Method to benchmark:

def main(print_results=True):
    results = Queue()
    start_time = time.time()

    words = get_set_from_dict_file("usa.txt")
    results.put(f"Total words read: {len(words)}")
    results.put(f"Total time taken to read the file: {round((time.time() - start_time) * 1000)} ms")
    start_time_2 = time.time()

    pairs = getPairs(words)
    results.put(f"Number of words that can be built with 3 letter word + letter + 3 letter word: {len(pairs)}")

    results.put(f"Total time taken to find the pairs: {round((time.time() - start_time_2) * 1000)} ms")

    results.put(f"Time taken: {round((time.time() - start_time) * 1000)}ms")

    if print_results:
        [print(x) for x in results.queue]
    return (time.time() - start_time) * 1000

MultiThreaded Threadpool:

def benchmark(n=1000):
    # start number of threads equal to 90% of cores running main() using multiprocessing, continue until n runs complete
    core_count = os.cpu_count()
    thread_num = floor(core_count * 0.9)
    pool = ThreadPool(thread_num)

    results = pool.map_async(main, [False] * n)
    results = results.get()
    pool.close()
    avg_time_ms = round(sum(results) / len(results))
    # Save best run time and its code as a pickle file in format (time, code)
    # Currently hidden code
    return avg_time_ms, -1

Test:

if __name__ == "__main__":
    print("Do you want to benchmark? (y/n)")
    if input().upper() == "Y":
        print("Benchmark n times: (int)")
        n = input()
        n = int(n) if (n.isdigit() and 0 < int(n) <= 1000) else 100
        start = time.time()
        bench = benchmark(n)
        end = time.time()
        print("\n----------Multi-Thread Benchmark----------")
        print(f"Average time taken: {bench[0]} ms")
        print(f"Best time taken yet: {bench[1]} ms")
        print(f"Total bench time: {end - start:0.5} s")

        start = time.time()
        non_t_results = [main(False) for _ in range(n)]
        end = time.time()
        print("\n----------Single-Thread Benchmark----------")
        print(f"Average time taken: {round(sum(non_t_results) / len(non_t_results))} ms")
        print(f"Total bench time: {end - start:0.5} s")

    else:
        main()

Every time I run it, no matter the number of runs or threads in the pool, the pool never completes faster. Here is an example output:

Do you want to benchmark? (y/n)
y
Benchmark n times: (int)
50

----------Multi-Thread Benchmark----------
Average time taken: 276 ms
Best time taken yet: -1 ms
Total bench time: 2.2814 s

----------Single-Thread Benchmark----------
Average time taken: 36 ms
Total bench time: 1.91 s

Process finished with exit code 0

I expect the threadpool to finish faster.

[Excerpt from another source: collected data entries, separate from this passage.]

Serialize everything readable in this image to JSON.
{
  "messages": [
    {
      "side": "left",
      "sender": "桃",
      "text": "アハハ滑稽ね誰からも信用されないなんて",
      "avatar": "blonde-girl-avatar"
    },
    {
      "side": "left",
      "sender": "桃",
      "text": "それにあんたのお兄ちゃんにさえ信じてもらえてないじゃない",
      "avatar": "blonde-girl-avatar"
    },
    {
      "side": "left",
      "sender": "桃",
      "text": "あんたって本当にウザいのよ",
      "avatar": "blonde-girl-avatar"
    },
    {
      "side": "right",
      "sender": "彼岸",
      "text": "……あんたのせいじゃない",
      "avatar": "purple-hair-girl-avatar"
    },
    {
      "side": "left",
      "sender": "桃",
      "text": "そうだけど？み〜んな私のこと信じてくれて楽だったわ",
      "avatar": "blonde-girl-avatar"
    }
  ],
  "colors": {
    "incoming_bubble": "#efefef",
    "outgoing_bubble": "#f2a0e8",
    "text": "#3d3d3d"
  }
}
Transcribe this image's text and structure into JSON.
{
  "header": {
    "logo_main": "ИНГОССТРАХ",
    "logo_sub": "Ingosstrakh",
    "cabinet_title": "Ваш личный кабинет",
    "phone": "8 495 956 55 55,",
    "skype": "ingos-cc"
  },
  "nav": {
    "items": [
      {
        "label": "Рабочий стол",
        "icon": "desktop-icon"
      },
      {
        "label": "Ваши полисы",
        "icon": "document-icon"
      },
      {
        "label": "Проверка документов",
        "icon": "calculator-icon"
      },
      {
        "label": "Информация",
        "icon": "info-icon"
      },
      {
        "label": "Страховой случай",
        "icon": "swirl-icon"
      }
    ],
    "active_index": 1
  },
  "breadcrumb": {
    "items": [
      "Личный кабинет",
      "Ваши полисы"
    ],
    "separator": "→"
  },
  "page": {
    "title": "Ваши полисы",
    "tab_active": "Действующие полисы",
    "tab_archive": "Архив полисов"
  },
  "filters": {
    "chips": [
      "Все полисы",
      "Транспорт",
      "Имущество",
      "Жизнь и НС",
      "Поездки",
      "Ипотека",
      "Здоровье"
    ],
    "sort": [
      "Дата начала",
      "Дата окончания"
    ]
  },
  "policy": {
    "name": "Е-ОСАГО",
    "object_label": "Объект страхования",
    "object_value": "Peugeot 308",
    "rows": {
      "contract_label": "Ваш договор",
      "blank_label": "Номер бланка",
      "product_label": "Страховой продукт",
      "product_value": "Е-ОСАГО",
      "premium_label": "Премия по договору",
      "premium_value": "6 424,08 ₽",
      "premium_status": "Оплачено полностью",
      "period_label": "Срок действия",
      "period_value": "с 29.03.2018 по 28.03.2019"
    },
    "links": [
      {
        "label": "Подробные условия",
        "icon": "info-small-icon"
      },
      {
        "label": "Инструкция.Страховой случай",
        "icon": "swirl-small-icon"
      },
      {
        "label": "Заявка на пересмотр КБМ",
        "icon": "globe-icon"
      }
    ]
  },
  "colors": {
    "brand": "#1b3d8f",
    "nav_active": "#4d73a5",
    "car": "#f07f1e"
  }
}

  • You are not supposed to use thread for CPU bound tasks. So, completion time should be unrelated. Said otherwise: do not use threads for parallelism. They are not made for that. Only one python instruction is executed at the time, even if you have 10 threads wanting to execute a python instruction. Threads are made for when you have different tasks waiting on a blocking condition. For example, a web server. With 1 thread waiting for new connections, and k threads serving established connections (with the limitating stage being reading request and writing result) – chrslg Jan 18 '23 at 22:30
  • Python multithreading can still only do one thing at a time when it involves the python interpreter. It works best when the python code is waiting for external events, such as a web page to come up. There is no reason why multithreading should speed up your code. – Frank Yellin Jan 18 '23 at 22:32
  • I missed your usage of the term "single-core", which confirms my suspicion (high one, but not certain so far), that you mean to use thread to distribute computation on several cores. You can't. Threads computation don't run concurrently (for python operations. You can still call a C function that runs computation in a pthread, and await for it to finish). – chrslg Jan 18 '23 at 22:32
  • Oh. Thank you. So the processes argument for thread pool is rather the number of threads. For actual separate processes I should be using multiprocessing.Pool not ThreadPool ? – RoboCreeper707 Jan 18 '23 at 23:00

1 Answers1

0

It turns out I was using threads instead of processes. Thanks to the commentators I was able to understand that ThreadPool is for concurrent processing, and Pool is for parallel processing.

Here was the changed benchmark:

def benchmark(n=1000):
    # start number of threads equal to 90% of cores running main() using multiprocessing, continue until n runs complete
    core_count = os.cpu_count()
    process_num = floor(core_count * 0.9)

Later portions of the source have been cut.